Looks like the disc is the right rotation direction; during braking the grip of the calipers would place forces back along the curves of the "spokes" of the disc back to it's mounts, in compression. AFAICR that's how I've seen most discs on bikes and MCs/etc. installed.
If you flip the torque arm 180 degrees, in mirror image of how it is now, would the nuts go on? Alternately, could you use a longer bolt, a spacer tube with thick walls to apply compression to the surface of the arm, and put the nut on the inside of dropouts?
Additionally, you can take the torque washer's tab and bend it down so it is flatter to the axle, so that it sits deeper in what there is of a dropout.
As for whether alloy dropouts will be sufficent, I'd personally rather have a torque plate on there similar to the one someone else recently made, which would actively prevent rotation even if the dropouts failed (and by preventing rotation should prevent dropout failure). Problem about alloy dropouts is you may have no way of knowing if they are already damaged and about to fail until after they already do, as in many cases of alloy part failure I have seen the stress cracks may be under the paint, with the slightly stretchy powdercoating flexing across the crack and not cracking with it, only breaking away after the part has already separated.
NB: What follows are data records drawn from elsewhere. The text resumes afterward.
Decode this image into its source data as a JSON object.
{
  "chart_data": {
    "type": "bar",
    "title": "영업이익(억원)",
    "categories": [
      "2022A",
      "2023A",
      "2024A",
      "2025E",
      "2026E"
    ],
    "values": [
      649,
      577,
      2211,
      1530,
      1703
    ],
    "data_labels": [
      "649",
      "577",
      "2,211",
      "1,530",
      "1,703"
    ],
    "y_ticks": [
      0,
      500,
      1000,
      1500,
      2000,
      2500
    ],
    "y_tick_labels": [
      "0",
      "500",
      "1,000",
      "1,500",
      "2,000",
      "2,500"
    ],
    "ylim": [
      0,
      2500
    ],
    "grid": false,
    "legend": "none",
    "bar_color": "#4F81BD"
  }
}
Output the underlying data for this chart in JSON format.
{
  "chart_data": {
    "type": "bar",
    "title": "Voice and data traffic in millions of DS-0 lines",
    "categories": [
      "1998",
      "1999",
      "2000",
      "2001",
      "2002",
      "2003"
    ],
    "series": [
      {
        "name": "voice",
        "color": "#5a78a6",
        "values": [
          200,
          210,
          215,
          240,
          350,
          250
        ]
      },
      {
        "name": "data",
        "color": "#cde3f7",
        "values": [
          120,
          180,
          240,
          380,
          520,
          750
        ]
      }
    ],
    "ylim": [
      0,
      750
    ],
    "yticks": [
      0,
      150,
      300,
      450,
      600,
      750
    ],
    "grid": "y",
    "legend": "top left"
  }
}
Steel bends first before snapping, so you'd probably notice your wheel "felt funny" at high torque before something actually failed.
Plus you'd be able to visually see the dropouts spreading, a little at a time, if you check them each ride, if a problem were developing.
What I would like to do myself on such dropouts, at minimum, is make a clamp that goes in a lazy J from the rackmount accessory point then down behind the axle, then forward under the dropout to a clamp or bolt point in front of the dropout somewhere along the chainstay. That might at least minimize the spreading, although with sufficent torque on the dropout it would require it to be a bolt point forward of the dropout, actually welded to the chainstay, to resist the torque. A clamp would probably just slip.
A torque plate that has an axle-shaped hole in it to prevent rotation, that bolts to the dropouts and the hardpoints for racks/etc, even disc brake caliper mountpoints, would be much better, I think.
If you're not going to hit the throttle hard it won't matter, but if you do, the torque can be a lot higher.